Bu ayette, 5, 6. ayetlerde ittika eden bir kavim için deliller bulunduğu bildirilen gerçeklere itibar etmeyerek ahireti ummayan, sırf dünya nimetleriyle oyalanıp onlarla tatmin olan ve Allah’ın ayetlerine duyarsız kalan akılsız kimseler tehdit edilmektedir.

Ayette geçen “ النّارateş” sözcüğünün, hem cehennemdeki “maddî” ateş hem de “vicdan azabı, pişmanlık ateşi, hasret ateşi” olarak anlaşılması mümkündür. Zira inanmadıklarını ilân edenlerin zihinlerinde daima onları rahatsız eden bir “acaba” vardır. Öyle ki, cennetten mahrum kalma ihtimali bir tarafa, bir de cehenneme gitme ihtimali bu kişilerin içlerini yakar, kavurur. Bize göre, bu tür kişiler inançsızlıklarından bile emin olamadıkları için sürekli tedirgin yaşarlar. Zihinlerinin derinliklerinde daima bu tedirginliği hissederek yaşayanların, Ali b. Ebitalib’e nispet edilen şu sözü iyi düşünmeleri, iyi değerlendirmeleri gerekir:

“Müneccim [astrolog] ve tabib, her ikisi de dediler ki: ‘Ölüler, [ölümlerinden sonra] haşrolunmayacak!’ Ben de sizlere derim ki: ‘Eğer sizin dediğiniz doğru çıkarsa, ben hiçbir şey kaybetmem. Ama eğer benim sözüm doğru çıkarsa, vay geldi başınıza!”

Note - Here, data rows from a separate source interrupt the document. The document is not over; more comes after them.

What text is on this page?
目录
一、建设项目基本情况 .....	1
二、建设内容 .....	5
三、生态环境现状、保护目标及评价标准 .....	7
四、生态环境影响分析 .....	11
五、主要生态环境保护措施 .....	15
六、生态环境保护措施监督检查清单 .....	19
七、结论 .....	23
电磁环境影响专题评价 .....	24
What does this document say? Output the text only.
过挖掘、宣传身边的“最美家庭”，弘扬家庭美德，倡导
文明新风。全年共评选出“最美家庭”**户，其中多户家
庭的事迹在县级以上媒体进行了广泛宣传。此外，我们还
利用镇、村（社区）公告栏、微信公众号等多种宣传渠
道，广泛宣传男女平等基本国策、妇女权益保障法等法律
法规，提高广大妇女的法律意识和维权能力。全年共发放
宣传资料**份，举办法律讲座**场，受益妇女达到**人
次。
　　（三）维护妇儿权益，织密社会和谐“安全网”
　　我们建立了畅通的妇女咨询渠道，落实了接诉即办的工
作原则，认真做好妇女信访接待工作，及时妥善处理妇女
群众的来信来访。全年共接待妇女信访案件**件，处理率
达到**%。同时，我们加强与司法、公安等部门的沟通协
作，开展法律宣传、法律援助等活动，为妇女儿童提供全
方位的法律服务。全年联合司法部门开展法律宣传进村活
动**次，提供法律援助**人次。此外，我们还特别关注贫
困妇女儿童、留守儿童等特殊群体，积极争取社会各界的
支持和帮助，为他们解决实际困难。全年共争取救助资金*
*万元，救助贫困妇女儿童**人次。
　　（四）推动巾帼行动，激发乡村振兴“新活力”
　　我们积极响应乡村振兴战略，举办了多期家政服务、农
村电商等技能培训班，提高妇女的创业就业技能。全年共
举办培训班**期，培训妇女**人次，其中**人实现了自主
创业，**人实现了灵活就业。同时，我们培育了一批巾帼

9 - Hiç şüphesiz şu iman eden ve salihatı işleyenler; imanlarından dolayı Rabbleri kendilerini hidayete erdirir. Naim cennetlerinde onların altlarından ırmaklar akar durur.
10 - Onların oradaki duaları; “Allah’ım, Sen her türlü eksiklikten münezzehsin!”dir. Ve onların oradaki selâmlaşmaları; “selâm!”dır. Dualarının sonu da; “Âlemlerin Rabbi Allah`a hamdolsun!”dur.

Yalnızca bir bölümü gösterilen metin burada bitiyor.